Professor Lawrence Young, Virologist and Professor of Molecular Oncology, Warwick Medical School, said:
“This is good news. We are currently in the eye of a perfect storm with a more infectious virus fuelling increased infections across the country, cold weather (which the virus likes) and a lockdown that is too lax. Asymptomatic testing of individuals who are unable to stay at home during the current lockdown will help to restrict the spread of infection as long as we ensure that folk who test positive appropriately isolate and that their contacts are traced and also isolate. Repeat testing is essential given the nature and time course of virus infection and concerns about the accuracy of lateral flow tests. Standard measures to restrict transmission (hands, face, space) will prevent infection with the UK and other virus variants. Along with improved surveillance (testing, tracing and isolating) and expediating the roll out of vaccines, these measures will prevent virus transmission, alleviate the pressure on the NHS and allow us all to look forward to the return of normal life.”

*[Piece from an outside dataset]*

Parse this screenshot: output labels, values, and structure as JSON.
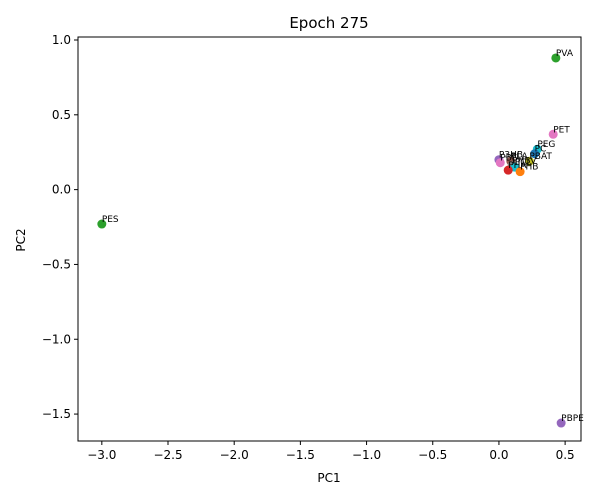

Simon Clarke, Associate Professor in Cellular Microbiology, Head of Division of Biomedical Sciences & Biomedical Engineering, said:
“There has been a lot of debate surrounding the accuracy of lateral flow tests. The government claims that its scientists have identified kits with 70% sensitivity, but which detect everyone with a high viral load and who are therefore likely to be the most infectious.
“Increased testing in the wider population has the potential to suppress viral transmission, if done it’s right. It is often claimed that they worked to drive down infections in Liverpool, which is highly questionable.
“This sort of testing will need to be supervised, as efficacy drops in untrained hands and if someone is allowed to conduct their own testing, they’ll need to be incentivised to comply with the self-isolation following a positive result. Someone who would be disadvantaged by a positive test result, say due to loss of income or loss of something they’ve paid for like a ticket to a football match or the theatre, might feel too much temptation to cheat the test or not report a positive result.”